During one of our fights about this, when he was getting on my case for sleeping a lot, I so badly wanted to scream: LIVING WITH PAIN AND SICKNESS EVERY DAY IS EXHAUSTING! IT'S OK IF I NEED SLEEP! I realized that not only did my partner have no clue what I really went through in Germany, but he also had no clue what I dealt with every day simply trying to function and live with RA. How do I make him understand? One of my little "speeches" went something like this:
Sometimes, oftentimes, I am just really, really tired.

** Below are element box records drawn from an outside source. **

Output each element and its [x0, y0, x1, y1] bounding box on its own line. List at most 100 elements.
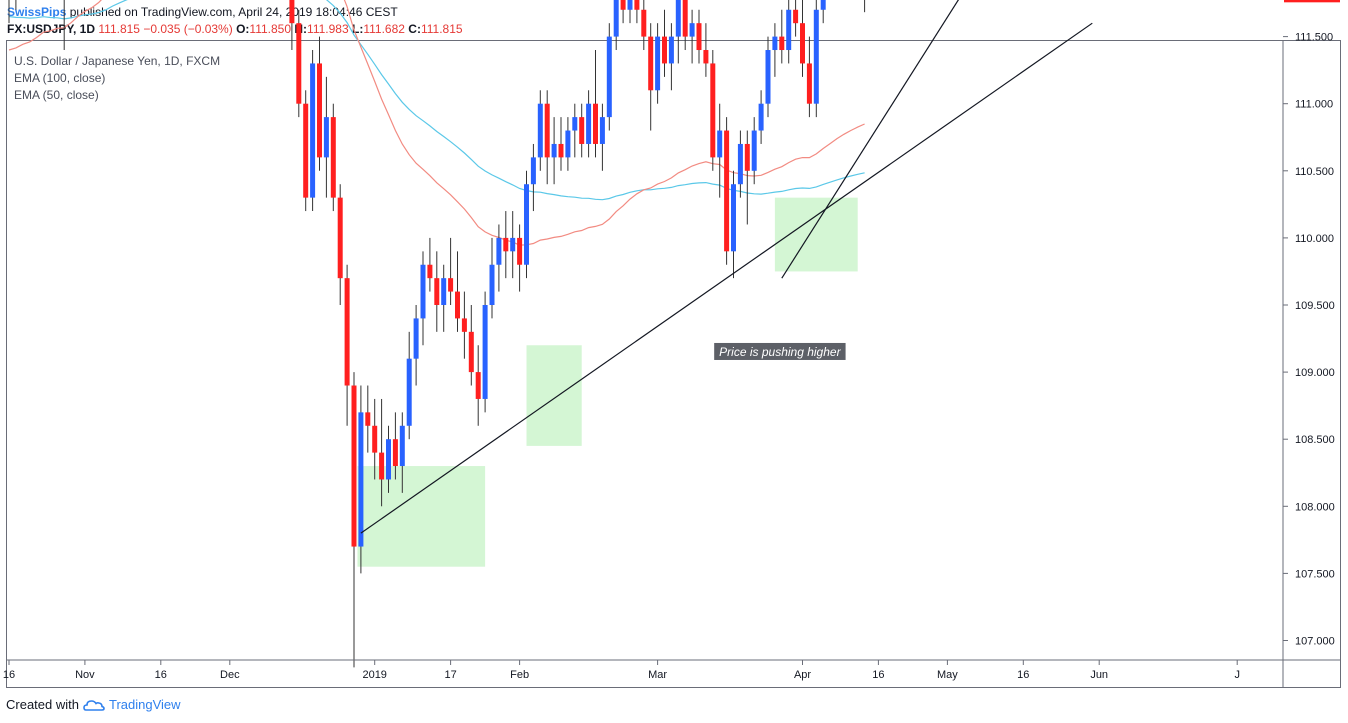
- candle: [765, 36, 771, 118]
- x-tick-label: Dec: [220, 669, 240, 681]
- candle: [613, 0, 619, 51]
- candle: [820, 0, 826, 24]
- candle: [8, 0, 10, 24]
- ema-lines: [8, 0, 865, 246]
- y-tick-label: 110.500: [1295, 166, 1334, 178]
- candle-body: [468, 331, 474, 373]
- candle: [717, 103, 723, 198]
- x-tick-label: Apr: [794, 669, 811, 681]
- candle-body: [731, 184, 736, 252]
- candle-body: [303, 103, 309, 198]
- candle: [517, 224, 523, 292]
- candle-body: [634, 0, 640, 10]
- candle-body: [296, 23, 302, 104]
- ema-100-line: [8, 0, 865, 201]
- x-tick-label: Nov: [75, 669, 95, 681]
- candle-body: [358, 412, 364, 547]
- candle-body: [820, 0, 826, 10]
- candle: [434, 251, 440, 332]
- candle-body: [765, 50, 771, 104]
- candle-body: [448, 278, 454, 292]
- candle-body: [599, 117, 605, 144]
- candle: [800, 0, 805, 77]
- candle: [813, 0, 819, 118]
- candle-body: [627, 0, 633, 10]
- candle: [406, 331, 412, 440]
- candle: [593, 50, 598, 158]
- candle-body: [613, 0, 619, 37]
- candle: [15, 0, 17, 10]
- ema-50-line: [8, 0, 865, 246]
- symbol-label: FX:USDJPY, 1D: [7, 22, 96, 36]
- candle: [703, 23, 709, 77]
- candle-body: [786, 9, 792, 51]
- last-price: 111.815: [98, 22, 140, 36]
- candle: [537, 90, 543, 171]
- y-tick-label: 108.500: [1295, 434, 1335, 446]
- candle-body: [489, 264, 495, 305]
- candle-body: [461, 318, 467, 332]
- legend-ema100[interactable]: EMA (100, close): [14, 71, 106, 85]
- candle: [737, 130, 743, 198]
- y-tick-label: 107.500: [1295, 568, 1335, 580]
- candle-body: [724, 130, 730, 252]
- candle-body: [606, 36, 612, 118]
- y-tick-label: 111.000: [1295, 99, 1333, 111]
- candle: [565, 117, 571, 171]
- candle-body: [800, 23, 805, 64]
- candle: [634, 0, 640, 24]
- candle-body: [420, 264, 426, 319]
- candle: [379, 398, 385, 507]
- candle: [289, 0, 295, 51]
- candle: [758, 90, 764, 144]
- candle: [606, 23, 612, 131]
- candle: [627, 0, 633, 24]
- candle-body: [503, 237, 509, 252]
- candle: [620, 0, 626, 24]
- low-label: L:: [352, 22, 364, 36]
- x-tick-label: 2019: [362, 669, 386, 681]
- x-tick-label: J: [1234, 669, 1240, 681]
- lower-trend-line: [360, 22, 1093, 534]
- candle: [482, 291, 488, 413]
- candle-body: [703, 50, 709, 64]
- candle: [689, 9, 695, 64]
- candle: [461, 291, 467, 359]
- candle-body: [793, 9, 799, 24]
- candle: [351, 372, 357, 668]
- candle-body: [593, 103, 598, 144]
- legend-ema50[interactable]: EMA (50, close): [14, 88, 99, 102]
- candle-body: [379, 452, 385, 480]
- candle: [448, 237, 454, 305]
- candle: [558, 117, 564, 171]
- candle: [489, 237, 495, 319]
- candle-body: [662, 36, 667, 64]
- candle-body: [330, 117, 336, 198]
- published-text: published on TradingView.com, April 24, …: [69, 5, 398, 19]
- x-tick-label: 16: [3, 669, 15, 681]
- x-tick-label: Mar: [648, 669, 667, 681]
- candle-body: [689, 23, 695, 37]
- candle: [344, 264, 350, 426]
- tradingview-cloud-icon: [83, 699, 105, 711]
- candle: [668, 23, 674, 91]
- candle-body: [386, 439, 391, 480]
- price-change: −0.035 (−0.03%): [143, 22, 233, 36]
- tradingview-brand[interactable]: TradingView: [108, 697, 181, 712]
- candle: [586, 90, 592, 158]
- candle-body: [399, 425, 405, 467]
- open-value: 111.850: [249, 22, 292, 36]
- candle-body: [744, 143, 750, 171]
- x-tick-label: Jun: [1090, 669, 1108, 681]
- candle-body: [413, 318, 419, 359]
- candle-body: [565, 130, 571, 158]
- candle: [786, 0, 792, 64]
- candle: [779, 9, 785, 64]
- candle: [772, 23, 778, 77]
- publisher-name[interactable]: SwissPips: [7, 5, 67, 19]
- candle-body: [682, 0, 688, 37]
- candle: [682, 0, 688, 51]
- support-zones: [357, 197, 858, 567]
- symbol-header: FX:USDJPY, 1D 111.815 −0.035 (−0.03%) O:…: [7, 22, 463, 36]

I do not feel well most of the time, but I push through it and pretend like I'm okay. Realistically, I can't do that all the time. I'm not okay right now, and I need some time, patience, understanding, support, and kindness in order to process everything that happened and to heal and recharge after considerable, unexpected trauma.
Small improvements, day by day
My boyfriend is a very kind and sensitive person, which makes his behavior and response to my needing alone time very disappointing. I thought that he "got it." Or, he got it as much as possible, being a healthy and able-bodied person. Apparently not. And it struck me hard when I realized that he does not "get it" at all. Nobody does. We're still having challenges regarding my need to distance and isolate myself a bit since returning home. However, things are improving.
I'm finally starting to feel more like my "old self," wanting to get out of the house and do things. And my boyfriend has finally realized that he needs to chill out and work on his patience and empathy skills while understanding that "me-time" is about me taking care of myself and not about wanting to avoid or hurt him. Sometimes when we're feeling really lost and dark and confused, we need a little alone time to get back on track--and there's nothing wrong with that.